Monday, 6 July 2009

The Mystery of a Speeding Heart

Capital cities I have been to, however briefly: London, Cardiff, Edinburgh, Paris, Amsterdam, Berlin, Prague, Bucharest, Sofia, Reykjavik.

That's my intro and I'm sticking to it. I may have chosen to do it to show off my travels, to paint myself as a man-of-the-world, or at least man-of-northern-and-a-little-bit-of-eastern-Europe. I may have chosen it to suggest that what comes next comes not from some country boy who has never seen a big city before and as such is too overwhelmed to really pass the comments he's about to... erm, pass. I probably did it because I just like lists.

London. I went to London this week. Not for the first time, but you get a fresh take on a place every time you visit, same as you get a fresh take on a person every time you meet them, well, at least for the first four times, people don't have as much depth as cities. 

London is not my favourite city, but it's better than Paris, which seems to be entirely based around pouring too much salt in your dinner and worshipping a giant pylon, personally I blame the wine.
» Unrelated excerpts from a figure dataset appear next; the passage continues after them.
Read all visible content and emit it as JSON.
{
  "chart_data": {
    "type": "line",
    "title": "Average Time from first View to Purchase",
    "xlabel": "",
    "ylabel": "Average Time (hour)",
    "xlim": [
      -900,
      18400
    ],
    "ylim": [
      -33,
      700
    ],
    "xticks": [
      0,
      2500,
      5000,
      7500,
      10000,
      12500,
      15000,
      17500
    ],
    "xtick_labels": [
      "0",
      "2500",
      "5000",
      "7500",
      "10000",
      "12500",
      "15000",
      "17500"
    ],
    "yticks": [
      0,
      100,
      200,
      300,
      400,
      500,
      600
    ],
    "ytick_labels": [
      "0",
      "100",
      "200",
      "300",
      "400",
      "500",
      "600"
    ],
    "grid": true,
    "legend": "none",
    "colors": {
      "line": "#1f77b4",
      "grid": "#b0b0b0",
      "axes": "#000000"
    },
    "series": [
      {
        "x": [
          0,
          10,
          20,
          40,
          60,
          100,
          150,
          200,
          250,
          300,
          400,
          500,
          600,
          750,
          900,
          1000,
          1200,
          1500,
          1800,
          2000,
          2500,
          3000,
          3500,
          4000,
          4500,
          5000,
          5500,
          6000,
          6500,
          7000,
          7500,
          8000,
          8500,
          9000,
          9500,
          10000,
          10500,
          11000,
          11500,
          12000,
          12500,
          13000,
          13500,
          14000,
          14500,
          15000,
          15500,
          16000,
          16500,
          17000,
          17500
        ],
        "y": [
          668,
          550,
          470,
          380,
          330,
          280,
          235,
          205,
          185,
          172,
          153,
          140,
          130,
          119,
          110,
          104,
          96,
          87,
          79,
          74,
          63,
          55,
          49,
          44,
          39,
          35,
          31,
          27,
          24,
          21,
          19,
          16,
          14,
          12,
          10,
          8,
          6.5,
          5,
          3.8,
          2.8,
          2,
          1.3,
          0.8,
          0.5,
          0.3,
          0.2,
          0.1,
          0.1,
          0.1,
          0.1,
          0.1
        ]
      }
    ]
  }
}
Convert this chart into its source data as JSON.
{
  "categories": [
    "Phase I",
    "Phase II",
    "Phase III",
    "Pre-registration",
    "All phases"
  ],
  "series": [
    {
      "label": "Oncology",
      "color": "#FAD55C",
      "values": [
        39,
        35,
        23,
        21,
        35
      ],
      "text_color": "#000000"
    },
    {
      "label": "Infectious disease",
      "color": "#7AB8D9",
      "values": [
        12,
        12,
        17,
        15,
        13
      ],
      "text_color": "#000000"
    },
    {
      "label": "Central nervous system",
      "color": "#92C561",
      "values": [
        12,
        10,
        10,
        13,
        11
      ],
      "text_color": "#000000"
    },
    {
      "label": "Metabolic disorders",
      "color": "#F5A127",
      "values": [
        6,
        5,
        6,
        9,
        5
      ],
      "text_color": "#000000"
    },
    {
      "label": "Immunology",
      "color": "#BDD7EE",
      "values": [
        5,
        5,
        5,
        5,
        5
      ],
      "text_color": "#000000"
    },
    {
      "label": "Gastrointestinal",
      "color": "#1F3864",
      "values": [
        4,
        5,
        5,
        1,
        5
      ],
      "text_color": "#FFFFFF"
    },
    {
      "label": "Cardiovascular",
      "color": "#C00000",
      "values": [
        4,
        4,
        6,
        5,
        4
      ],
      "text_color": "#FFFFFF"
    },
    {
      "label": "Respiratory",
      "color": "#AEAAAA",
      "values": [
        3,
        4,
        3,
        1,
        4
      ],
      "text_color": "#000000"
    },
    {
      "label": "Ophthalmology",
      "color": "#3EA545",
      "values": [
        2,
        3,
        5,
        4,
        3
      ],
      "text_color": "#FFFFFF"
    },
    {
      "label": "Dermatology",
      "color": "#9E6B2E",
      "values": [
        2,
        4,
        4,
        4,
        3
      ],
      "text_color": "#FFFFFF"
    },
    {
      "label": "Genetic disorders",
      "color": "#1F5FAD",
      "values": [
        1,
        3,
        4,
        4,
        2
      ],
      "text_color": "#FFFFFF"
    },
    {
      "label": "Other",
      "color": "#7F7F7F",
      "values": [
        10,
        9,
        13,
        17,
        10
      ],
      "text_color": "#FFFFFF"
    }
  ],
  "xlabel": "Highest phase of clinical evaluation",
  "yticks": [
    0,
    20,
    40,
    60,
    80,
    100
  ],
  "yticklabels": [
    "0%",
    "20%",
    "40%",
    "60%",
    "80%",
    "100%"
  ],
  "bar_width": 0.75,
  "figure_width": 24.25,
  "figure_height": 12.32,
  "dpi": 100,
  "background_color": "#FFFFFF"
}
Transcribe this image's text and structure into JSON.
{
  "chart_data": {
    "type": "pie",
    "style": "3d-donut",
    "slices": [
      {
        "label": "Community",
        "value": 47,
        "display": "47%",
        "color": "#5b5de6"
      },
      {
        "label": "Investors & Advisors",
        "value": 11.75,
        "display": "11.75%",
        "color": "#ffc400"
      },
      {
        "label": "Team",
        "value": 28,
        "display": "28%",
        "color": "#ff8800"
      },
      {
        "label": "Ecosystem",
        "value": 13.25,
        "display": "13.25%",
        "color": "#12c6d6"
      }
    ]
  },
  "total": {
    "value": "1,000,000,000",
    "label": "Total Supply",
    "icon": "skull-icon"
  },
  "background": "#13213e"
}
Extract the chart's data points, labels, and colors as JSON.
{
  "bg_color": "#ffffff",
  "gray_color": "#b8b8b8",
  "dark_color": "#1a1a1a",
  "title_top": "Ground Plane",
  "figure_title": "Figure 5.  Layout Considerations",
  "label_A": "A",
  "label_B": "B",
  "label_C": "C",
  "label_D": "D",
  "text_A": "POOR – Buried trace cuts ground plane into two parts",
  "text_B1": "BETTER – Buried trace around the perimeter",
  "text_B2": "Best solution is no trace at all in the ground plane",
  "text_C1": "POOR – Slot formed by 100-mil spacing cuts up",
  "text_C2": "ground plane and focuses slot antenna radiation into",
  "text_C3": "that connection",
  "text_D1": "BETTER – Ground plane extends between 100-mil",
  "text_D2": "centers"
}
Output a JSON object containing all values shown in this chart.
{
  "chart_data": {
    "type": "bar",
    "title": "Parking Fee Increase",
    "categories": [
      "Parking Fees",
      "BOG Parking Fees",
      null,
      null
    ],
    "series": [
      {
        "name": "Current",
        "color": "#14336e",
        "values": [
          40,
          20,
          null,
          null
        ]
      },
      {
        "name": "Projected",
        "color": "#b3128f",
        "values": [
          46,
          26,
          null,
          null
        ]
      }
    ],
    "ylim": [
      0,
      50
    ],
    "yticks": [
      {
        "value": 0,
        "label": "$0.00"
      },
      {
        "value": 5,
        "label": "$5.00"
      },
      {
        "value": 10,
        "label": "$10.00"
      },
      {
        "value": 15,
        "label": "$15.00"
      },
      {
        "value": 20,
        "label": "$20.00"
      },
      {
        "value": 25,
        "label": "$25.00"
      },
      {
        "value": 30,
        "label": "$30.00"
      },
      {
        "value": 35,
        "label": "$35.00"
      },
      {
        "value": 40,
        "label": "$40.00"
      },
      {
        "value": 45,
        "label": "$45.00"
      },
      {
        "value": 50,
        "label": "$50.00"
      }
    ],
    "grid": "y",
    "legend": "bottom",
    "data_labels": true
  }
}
London does have an incredible appeal though, and it's one that its inhabitants probably hardly ever see, one that a lot of tourists probably miss, with their maps, destinations and plans. Everyone has plans in London, everybody needs to be somewhere. It's a terrible place to be when you need to be somewhere, it's crowded and confusing, it's noisy and over complicated, it's constantly running out of time. Look into the eyes of a Londoner, they're tired and they're beaten, they have to spend hours of their days fighting for position and pushing through a crowd. Unless they work in Pret of course, where they smile, they smile the painful smile of a being with their most sensitive body parts inches from a bear trap that will snap closed if the edges of their mouth ever drop in angle. Pret a Manger is the gateway to hell, though they do make nice food.

My point. The best thing you can do in London is get lost. Have yourself a vague destination with no strict time scale for arriving there, throw away your map, and go on instinct. There is something impressive, interesting or entertaining around every corner of our capital city, and only half of it gets in the guide books. The buildings, the squares, the shops, the parks, the people, the pianos. Then if you're really lucky, you'll chance upon the river, the shores of which make up one of the most incredible sights on this earth. Nothing makes you feel more humble and more proud at the same time as what lines the Thames, I challenge you to challenge that and mean it.

Look at me, gushing hyperbole.

To sum up though, don't go to London with an agenda, and don't try and go for a night out, the place closes at 11pm, probably because everyone is tired from their agendas, if you go, get lost.

This blog is dedicated to everyone that had to wait an hour for me because I'd left my map at the hotel.